Livros foram os nossos presentes de final de ano. São permanentemente imprescindíveis, insubstituíveis. Não foi a primeira vez e nem será a última. Que venham vários finais de ano, com livros para nutrir as nossas mentes e os nossos corações.

 

Declarei em outras oportunidades que o Bruno Sabino é meu principal educador. Uma espécie de Paulo Freire pessoal. E João Fernando é meu influenciador não digital. O primeiro, por volta dos cinco ou seis anos de idade, disse: “Pai, não precisa gritar. Basta falar”. A frase é autoexplicativa.

E eu? Silêncio. A lição é eterna. Quero agradecer publicamente ao Bruno pela profundidade do ensinamento e da lição de humanidade e de civilidade. Num mundo marcado por redes virtuais (redes sociais, integram outras dimensões, pelo menos as minhas) João Fernando tem o hábito de no final e/ou no início do ano, desligar o zap, mas antes ele avisa. Quis saber o motivo: “Pai, é uma tranquilidade e não faz falta. Depois, eu ligo novamente e a vida não parou. Ela continua e segue.”

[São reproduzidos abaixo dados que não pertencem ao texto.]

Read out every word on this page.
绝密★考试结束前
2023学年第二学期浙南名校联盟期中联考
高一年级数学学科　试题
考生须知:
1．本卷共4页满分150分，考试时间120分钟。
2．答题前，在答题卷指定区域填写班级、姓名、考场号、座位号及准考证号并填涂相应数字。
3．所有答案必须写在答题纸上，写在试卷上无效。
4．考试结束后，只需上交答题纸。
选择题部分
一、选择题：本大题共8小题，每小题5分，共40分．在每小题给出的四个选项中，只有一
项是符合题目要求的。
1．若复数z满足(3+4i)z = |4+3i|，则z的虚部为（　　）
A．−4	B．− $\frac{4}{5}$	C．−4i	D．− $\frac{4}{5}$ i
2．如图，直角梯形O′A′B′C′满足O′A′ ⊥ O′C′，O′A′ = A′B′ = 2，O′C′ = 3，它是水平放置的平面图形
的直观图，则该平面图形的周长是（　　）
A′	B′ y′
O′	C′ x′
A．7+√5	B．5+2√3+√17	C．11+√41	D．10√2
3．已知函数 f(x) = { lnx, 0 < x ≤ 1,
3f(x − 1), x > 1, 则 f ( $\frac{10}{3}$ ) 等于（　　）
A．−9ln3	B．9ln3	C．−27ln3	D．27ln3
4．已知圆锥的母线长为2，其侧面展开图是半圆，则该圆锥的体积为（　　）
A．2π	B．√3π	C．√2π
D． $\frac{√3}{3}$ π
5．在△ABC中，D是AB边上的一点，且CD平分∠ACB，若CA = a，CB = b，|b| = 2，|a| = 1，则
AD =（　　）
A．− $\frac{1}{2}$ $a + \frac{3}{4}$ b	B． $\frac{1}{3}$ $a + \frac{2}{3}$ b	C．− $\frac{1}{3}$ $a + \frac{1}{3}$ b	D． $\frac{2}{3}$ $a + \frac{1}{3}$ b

Aliás, ele demora a responder mensagens ao longo do ano. Se preciso falar, é melhor telefonar. Talvez você esteja sentindo falta de outros aspectos no percurso, entre os quais, a presença das mães. Mas, as linhas traçadas são sobre a minha paternidade, com as marcas das felicidades.

Quem sabe eu volto ao tema em outra oportunidade para compartilhar outras vivências. Para o momento, meu muito obrigado aos meus filhos pelos ensinamentos. Vou continuar o caminhar de aprendiz. Sem fim da paternidade1, com as felicidades que lhes são inerentes.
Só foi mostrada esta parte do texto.